Deciphering the prognostic significance and regulatory networks of ZEB1 and ZEB2 in prostate adenocarcinoma

Abstract

Aim: Prostate adenocarcinoma (PRAD), a prevalent malignancy affecting men globally, represents a complex interplay of genetic, epigenetic, and microenvironmental influences. Uncontrolled expression of Zinc finger E-box-binding homeobox (ZEB) genes lead to uncontrolled cell division, a characteristic feature of malignancy and cause to evading immune surveillance and establishing a pro-tumorigenic microenvironment. This study aimed to comprehensively investigate the prognostic significance and regulatory roles of ZEB1 and ZEB2 in PRAD.

Method: Bioinformatic analyses utilizing TCGA database data and validation with TCGA-PRAD patient datasets were conducted. Expression patterns of ZEB1 and ZEB2 across cancers were explored, followed by survival analyses in PRAD. The association with clinical parameters, such as Gleason score, metastasis, and TP53 mutation, was investigated using the UALCAN and GEPIA databases. Protein expression was validated through the Human Protein Atlas. A protein-protein interaction (PPI) network analysis elucidated regulatory landscapes.

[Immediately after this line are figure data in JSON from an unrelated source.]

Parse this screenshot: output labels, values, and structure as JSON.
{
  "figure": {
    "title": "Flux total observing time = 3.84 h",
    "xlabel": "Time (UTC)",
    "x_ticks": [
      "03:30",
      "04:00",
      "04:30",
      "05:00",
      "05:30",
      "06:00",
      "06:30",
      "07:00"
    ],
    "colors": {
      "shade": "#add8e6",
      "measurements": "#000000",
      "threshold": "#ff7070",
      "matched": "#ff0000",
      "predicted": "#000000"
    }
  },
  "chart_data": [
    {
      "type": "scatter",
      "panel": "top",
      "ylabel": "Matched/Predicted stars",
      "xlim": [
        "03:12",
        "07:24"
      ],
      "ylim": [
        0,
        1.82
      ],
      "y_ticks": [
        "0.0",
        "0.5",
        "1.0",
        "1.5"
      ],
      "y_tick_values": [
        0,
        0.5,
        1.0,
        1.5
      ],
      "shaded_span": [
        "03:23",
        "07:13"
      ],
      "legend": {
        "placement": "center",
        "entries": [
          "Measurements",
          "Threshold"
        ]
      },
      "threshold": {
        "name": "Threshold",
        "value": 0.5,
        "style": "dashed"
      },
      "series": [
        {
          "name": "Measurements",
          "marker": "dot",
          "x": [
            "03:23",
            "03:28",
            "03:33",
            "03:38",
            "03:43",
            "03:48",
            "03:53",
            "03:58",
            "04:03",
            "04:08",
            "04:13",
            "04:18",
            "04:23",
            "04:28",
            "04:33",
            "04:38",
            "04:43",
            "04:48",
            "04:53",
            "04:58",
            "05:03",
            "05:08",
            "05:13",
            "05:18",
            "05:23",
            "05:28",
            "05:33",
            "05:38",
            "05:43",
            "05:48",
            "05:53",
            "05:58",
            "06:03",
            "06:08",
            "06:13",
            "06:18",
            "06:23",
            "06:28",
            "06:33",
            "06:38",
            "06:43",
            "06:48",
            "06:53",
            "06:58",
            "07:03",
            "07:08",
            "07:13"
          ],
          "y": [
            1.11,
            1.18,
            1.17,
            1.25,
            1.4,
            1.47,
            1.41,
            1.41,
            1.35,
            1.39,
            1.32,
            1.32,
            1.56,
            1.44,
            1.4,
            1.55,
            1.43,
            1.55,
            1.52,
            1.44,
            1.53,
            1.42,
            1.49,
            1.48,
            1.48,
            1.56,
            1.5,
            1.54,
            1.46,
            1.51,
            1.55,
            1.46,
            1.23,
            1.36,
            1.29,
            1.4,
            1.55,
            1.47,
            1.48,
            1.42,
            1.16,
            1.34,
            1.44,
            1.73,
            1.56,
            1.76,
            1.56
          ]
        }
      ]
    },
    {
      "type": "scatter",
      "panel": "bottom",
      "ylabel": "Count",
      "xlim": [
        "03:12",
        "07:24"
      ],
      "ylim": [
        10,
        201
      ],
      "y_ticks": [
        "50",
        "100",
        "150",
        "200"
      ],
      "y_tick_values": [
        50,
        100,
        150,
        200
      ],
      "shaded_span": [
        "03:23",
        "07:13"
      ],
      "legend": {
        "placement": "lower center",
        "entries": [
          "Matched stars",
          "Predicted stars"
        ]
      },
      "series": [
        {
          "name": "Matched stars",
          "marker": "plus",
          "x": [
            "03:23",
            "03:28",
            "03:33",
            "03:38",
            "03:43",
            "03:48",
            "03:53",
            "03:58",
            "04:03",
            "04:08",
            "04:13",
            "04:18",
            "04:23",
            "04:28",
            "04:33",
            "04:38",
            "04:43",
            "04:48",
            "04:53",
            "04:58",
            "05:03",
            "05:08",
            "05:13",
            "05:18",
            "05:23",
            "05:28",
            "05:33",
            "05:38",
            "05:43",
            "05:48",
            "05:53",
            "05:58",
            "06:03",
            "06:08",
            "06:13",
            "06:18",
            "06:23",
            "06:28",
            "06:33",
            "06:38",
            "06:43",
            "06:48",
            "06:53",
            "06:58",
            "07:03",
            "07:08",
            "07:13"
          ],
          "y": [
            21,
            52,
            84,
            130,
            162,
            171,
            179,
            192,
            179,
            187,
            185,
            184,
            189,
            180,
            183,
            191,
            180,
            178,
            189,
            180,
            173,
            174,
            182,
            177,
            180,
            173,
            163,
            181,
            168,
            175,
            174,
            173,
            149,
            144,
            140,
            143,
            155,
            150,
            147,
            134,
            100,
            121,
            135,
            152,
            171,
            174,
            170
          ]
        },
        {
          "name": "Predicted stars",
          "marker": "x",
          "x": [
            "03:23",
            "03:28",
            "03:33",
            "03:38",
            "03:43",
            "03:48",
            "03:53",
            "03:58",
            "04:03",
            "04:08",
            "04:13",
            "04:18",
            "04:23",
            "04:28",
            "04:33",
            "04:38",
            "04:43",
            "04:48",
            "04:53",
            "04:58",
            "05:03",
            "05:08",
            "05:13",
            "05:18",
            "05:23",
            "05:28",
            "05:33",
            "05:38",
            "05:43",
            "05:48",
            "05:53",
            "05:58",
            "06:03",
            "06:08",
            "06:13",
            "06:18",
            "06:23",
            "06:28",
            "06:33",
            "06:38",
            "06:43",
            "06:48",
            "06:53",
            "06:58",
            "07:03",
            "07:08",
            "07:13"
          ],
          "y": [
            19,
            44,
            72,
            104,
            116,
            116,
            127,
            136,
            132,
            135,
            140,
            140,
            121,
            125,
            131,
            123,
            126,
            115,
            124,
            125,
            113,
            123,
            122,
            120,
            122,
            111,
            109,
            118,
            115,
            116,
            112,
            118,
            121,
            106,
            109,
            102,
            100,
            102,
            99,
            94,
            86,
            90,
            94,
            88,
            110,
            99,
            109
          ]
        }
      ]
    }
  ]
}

Results: ZEB1 and ZEB2 showed diverse expression across cancers, with decreased expression in PRAD. Survival analyses confirmed their prognostic relevance in PRAD. Correlation with Gleason score and metastasis highlighted their clinical significance. Protein expression analyses and PPI networks revealed interconnected regulatory pathways involving ZEB1 and ZEB2.

Conclusion: This study unveils ZEB family as potential prognostic markers for PRAD, shedding light on their complex roles in cancer biology. The identified regulatory pathways offer therapeutic targets for disrupting ZEB-mediated processes, suggesting avenues for PRAD treatment. These findings contribute to understanding the intricate landscape of ZEB family in prostate cancer and other malignancies.